The firebase function writes a file to a bucket on a trigger. The storage settings for the firebase storage are set to the default, which means they require the client to be authenticated:
service firebase.storage {
match /b/{bucket}/o {
match /{allPaths=**} {
allow read, write: if request.auth != null;
}
}
}
In this document (https://cloud.google.com/functions/docs/concepts/iam), under "Runtime service account", I see this:
At runtime, Cloud Functions uses the service account
PROJECT_ID#appspot.gserviceaccount.com, which has the Editor role on
the project. You can change the roles of this service account to limit
or extend the permissions for your running functions.
When it says "runtime," I'm assuming this means the firebase function runs within a context of that service account and the permissions granted to it. As such, I'm assuming I need to make sure the permissions of that service account have write access, as I see from this link (https://console.cloud.google.com/iam-admin/roles?authuser=0&consoleUI=FIREBASE&project=blahblah-2312312).
I see the permission named storage.objects.create and would assume I need to add this to the service account.

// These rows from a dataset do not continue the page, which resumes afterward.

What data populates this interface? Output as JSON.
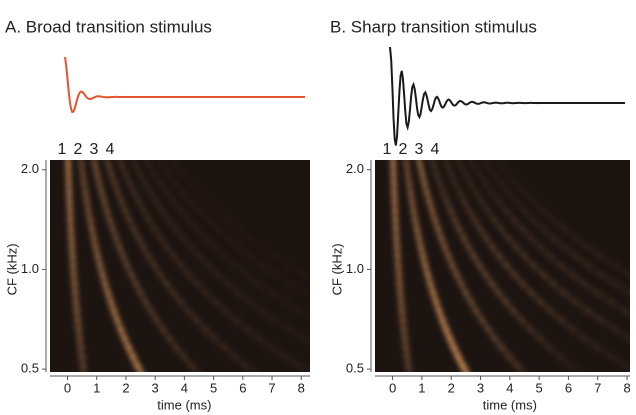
{
  "chart_data": [
    {
      "type": "heatmap",
      "title": "A. Broad transition stimulus",
      "annotations": [
        "1",
        "2",
        "3",
        "4"
      ],
      "xlabel": "time (ms)",
      "ylabel": "CF (kHz)",
      "xlim": [
        -0.6,
        8.3
      ],
      "xticks": [
        0,
        1,
        2,
        3,
        4,
        5,
        6,
        7,
        8
      ],
      "ylim": [
        0.49,
        2.14
      ],
      "yticks": [
        {
          "value": 2,
          "label": "2.0"
        },
        {
          "value": 1,
          "label": "1.0"
        },
        0.5
      ],
      "log_y": true,
      "waveform_color": "#e2552e"
    },
    {
      "type": "heatmap",
      "title": "B. Sharp transition stimulus",
      "annotations": [
        "1",
        "2",
        "3",
        "4"
      ],
      "xlabel": "time (ms)",
      "ylabel": "CF (kHz)",
      "xlim": [
        -0.6,
        8.1
      ],
      "xticks": [
        0,
        1,
        2,
        3,
        4,
        5,
        6,
        7,
        8
      ],
      "ylim": [
        0.49,
        2.14
      ],
      "yticks": [
        {
          "value": 2,
          "label": "2.0"
        },
        {
          "value": 1,
          "label": "1.0"
        },
        0.5
      ],
      "log_y": true,
      "waveform_color": "#1a1a1a"
    }
  ]
}
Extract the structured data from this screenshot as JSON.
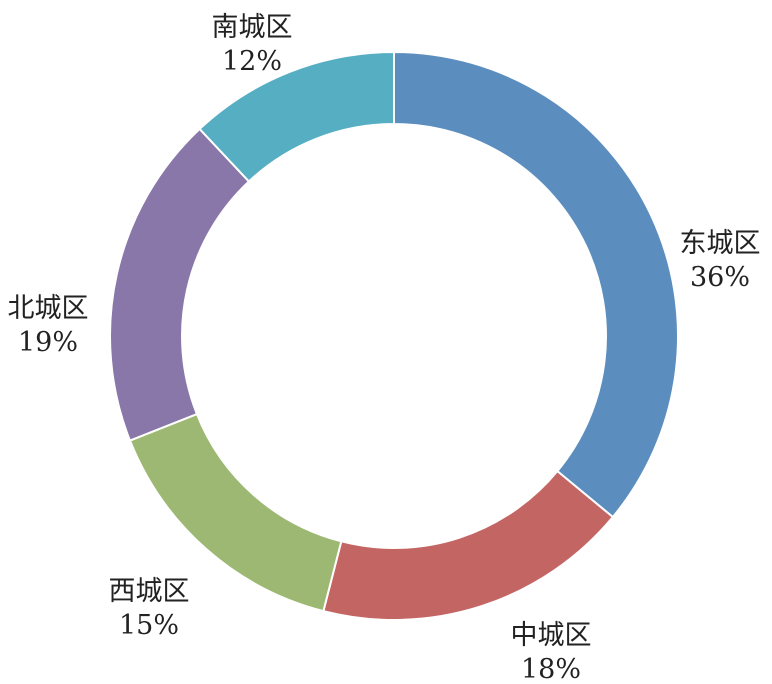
{
  "chart_data": {
    "type": "pie",
    "variant": "donut",
    "title": "",
    "start": "top",
    "direction": "clockwise",
    "slices": [
      {
        "name": "东城区",
        "value": 36,
        "label": "36%",
        "color": "#5b8dbe"
      },
      {
        "name": "中城区",
        "value": 18,
        "label": "18%",
        "color": "#c36563"
      },
      {
        "name": "西城区",
        "value": 15,
        "label": "15%",
        "color": "#9db872"
      },
      {
        "name": "北城区",
        "value": 19,
        "label": "19%",
        "color": "#8877a8"
      },
      {
        "name": "南城区",
        "value": 12,
        "label": "12%",
        "color": "#56aec2"
      }
    ]
  }
}
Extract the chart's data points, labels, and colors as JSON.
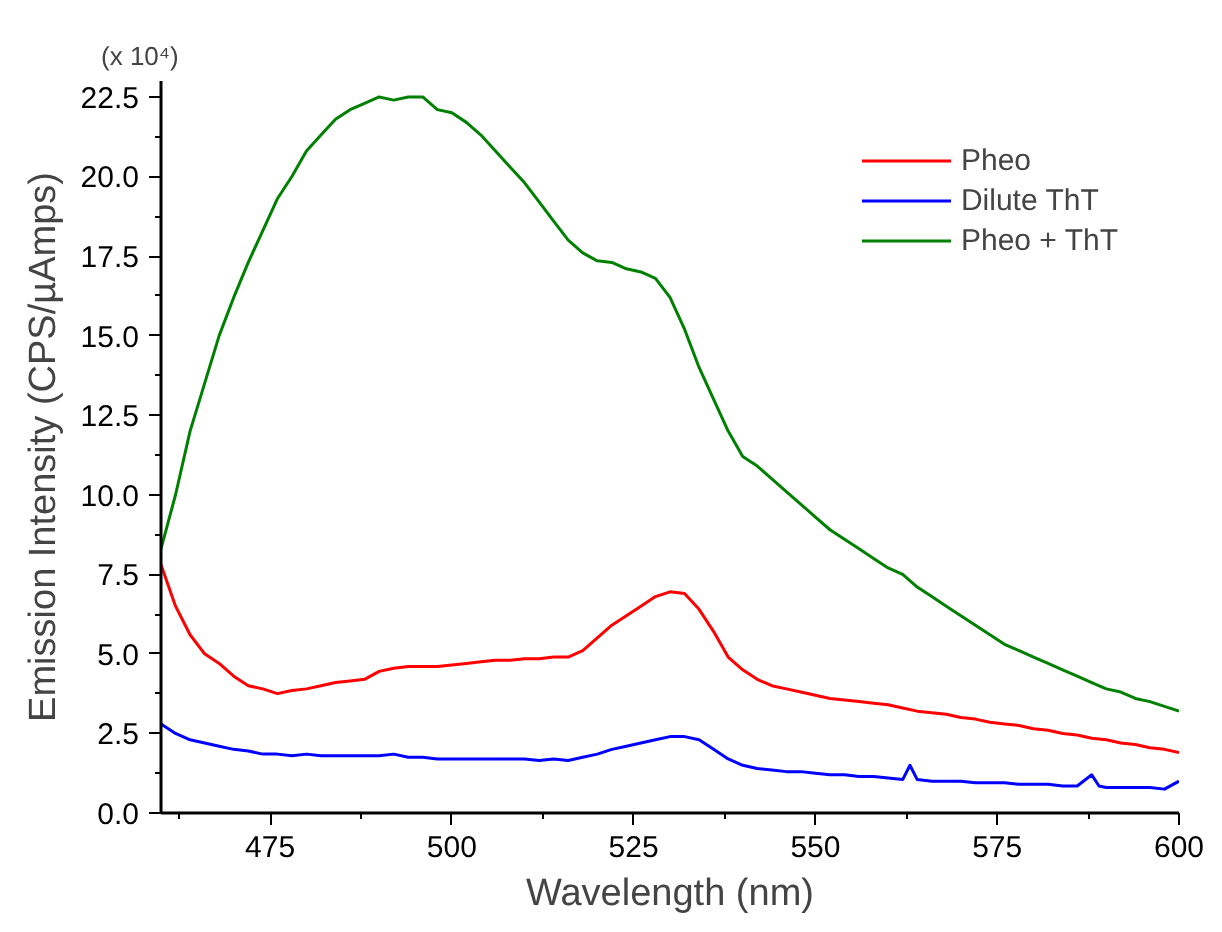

To investigate the service account current settings, I ran these commands:
$ gcloud iam service-accounts describe blahblah-2312312#appspot.gserviceaccount.com
displayName: App Engine default service account
email: blahblah-2312312#appspot.gserviceaccount.com
etag: BwVwvSpcGy0=
name: projects/blahblah-2312312/serviceAccounts/blahblah-2312312#appspot.gserviceaccount.com
oauth2ClientId: '98989898989898'
projectId: blahblah-2312312
uniqueId: '12312312312312'
$ gcloud iam service-accounts get-iam-policy blahblah-2312312#appspot.gserviceaccount.com
etag: ACAB
I'm not sure if there is a way to get more details from this, and unsure what etag ACAB indicates.
After reviewing this document (https://cloud.google.com/iam/docs/granting-roles-to-service-accounts) I believe that I need to grant the permissions. But, I'm not entirely sure how to go from the JSON example and what structure it should be and then associate the policy, or if that is even the correct path.
{
"bindings": [
{
"role": "roles/iam.serviceAccountUser",
"members": [
"user:alice#gmail.com"
]
},
{
"role": "roles/owner",
"members": [
"user:bob#gmail.com"
]
}
],
"etag": "BwUqLaVeua8=",
}
For example, my questions would be:
Do I need to make up my own etag?
What email address do I use inside the members array?
I see this command listed as an example
gcloud iam service-accounts add-iam-policy-binding \
my-sa-123#my-project-123.iam.gserviceaccount.com \
--member='user:jane#gmail.com' --role='roles/editor'
What I don't understand is why I have to specify two quasi-email addresses. One is the service account, and one is the user associated with the service account. Does this mean that user jane#gmail.com can operate under the credentials of the service account? Can I just have the service account on its own have permissions which I use in my cloud function?
Is there a simpler way to do this using only the command line, without manually editing JSON?
And, then once I have my credentials properly established, do I need to use a JSON service account file as many examples show:
var admin = require('firebase-admin');
var serviceAccount = require('path/to/serviceAccountKey.json');
admin.initializeApp({
credential: admin.credential.cert(serviceAccount),
databaseURL: 'https://<DATABASE_NAME>.firebaseio.com'
});
Or, can I just make a call to admin.initializeApp() and since "... at runtime, Cloud Functions uses the service account PROJECT_ID#appspot.gserviceaccount.com..." the function will automatically get those permissions?
The issue was (as documented here: How to write to a cloud storage bucket with a firebase cloud function triggered from firestore?) that I had incorrectly specified the first parameter to the bucket as a subdirectory inside the bucket and not as just a bucket. This meant storage thought I was trying to access a bucket which did not exist, and I got the permissions error.